The EU supports Road Sector in Mozambique (22/11/2010)

Today, the European Commission has approved a financing decision of € 22.5 million (approximately Meticais 922 500 000) in favour of Mozambique, to support actions related to the Road Sector for the period  2010-2013.

"Road Infrastructure in Mozambique has a special role both in alleviating poverty, by facilitating the access of the poor rural population to public services, markets and job opportunities, and in promoting economic development by supporting trade and regional integration with the neighboring SADC and COMESA countries", said Glauco Calzuola, Head of the Delegation to Mozambique.

The Road Sector Budget Support 2010-2013 aims at supporting, in line with the Integrated Road Sector Programme (PRISE), the establishment of an appropriate, well managed, cost-effective and sustainable road network in Mozambique. The programme will contribute to the expected results of PRISE for the road sector: completion of the priority work in primary network, increase road access and having sustainable maintenance and asset preservation mechanisms in place by 2013.

In addition, a Capacity Building and Technical Assistance are foreseen. The latter is designed to support the Road Sector Agencies (ANE and Road Fund) in the multiple challenges that the completion of the Road network of Mozambique currently requires.
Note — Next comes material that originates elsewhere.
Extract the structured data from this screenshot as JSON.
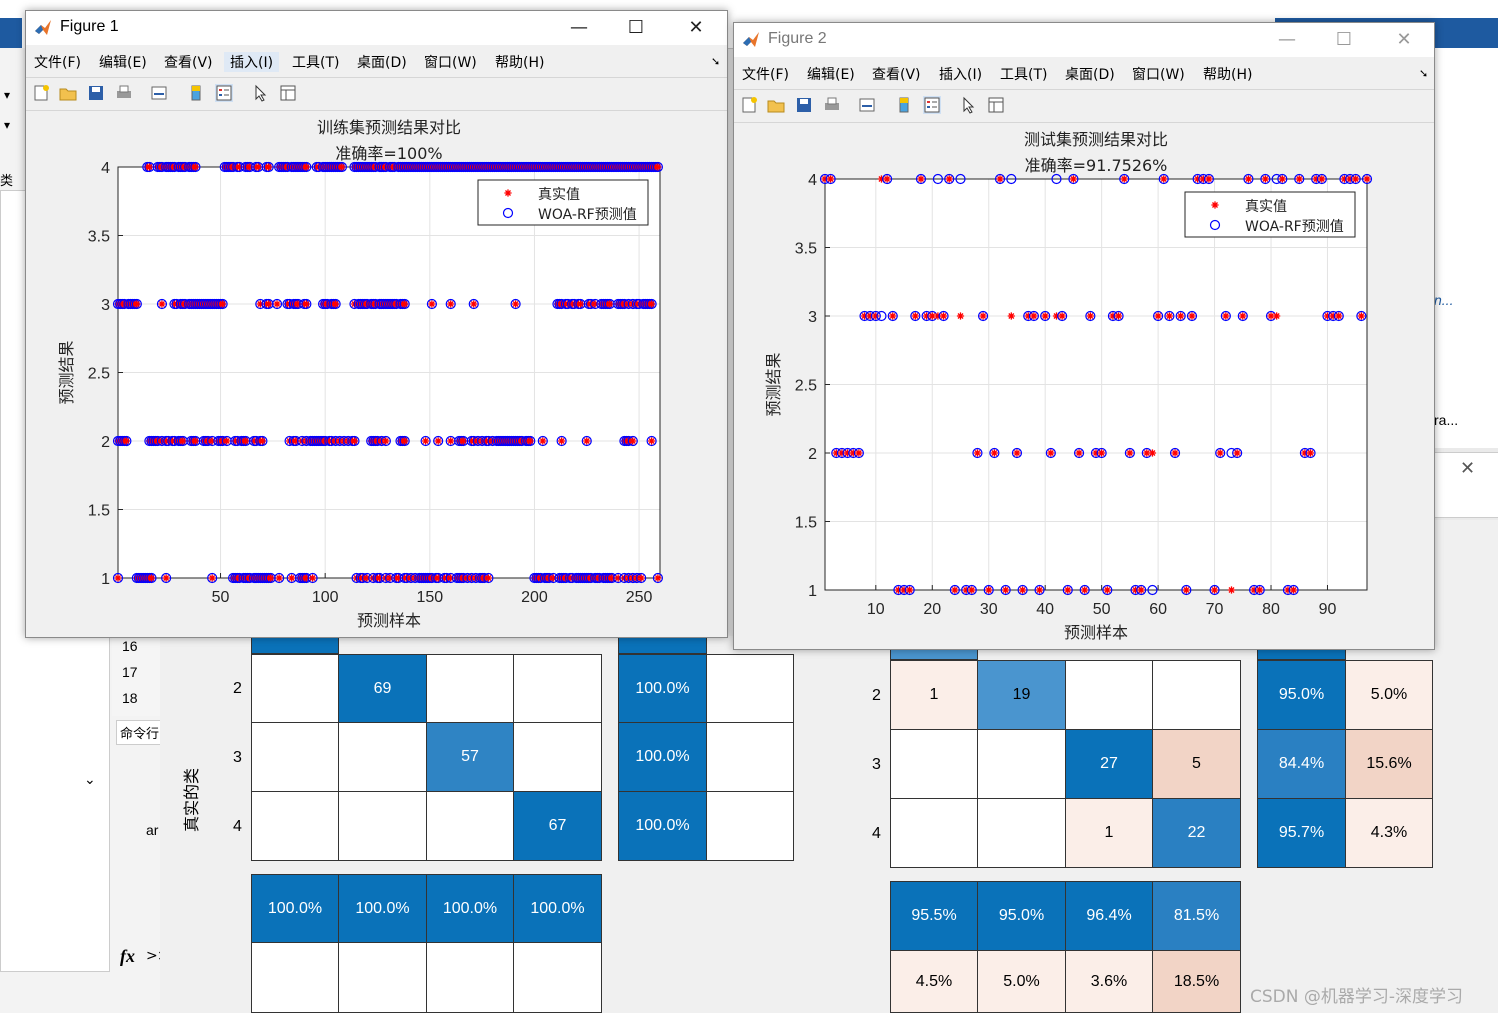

This will be mainly achieved by organizing local training of Road Sector officials in support of decentralisation and strengthening the management capacity of local SME (s) road sector.  

Mozambique has one of the least developed Transport Infrastructure in the Southern African region. The Road Sector is considered the country backbone in term of physical unification, of socio-economic development, in term of regional attractiveness for the country’s sea-ports and more recently for the tourism development.

Over the last decade, Mozambique has emerged as a stable country and a sound growing economy. However more than 50% of the population still lives in extreme poverty and access to job, health and education services remains limited especially in rural areas. The EU (European Commission and Member States) is one of the major players among donors, accounting for approximately 70% of development assistance to the country. Under the 10th European Development Fund, the European Commission has programmed EUR 622 million of aid for the period 2008-2013, to which EUR 12.11 million and EUR 11.67 million were added in response to the soaring prices and the resulting macroeconomic and social effects and to provide financing for short-term fluctuations in export earnings respectively.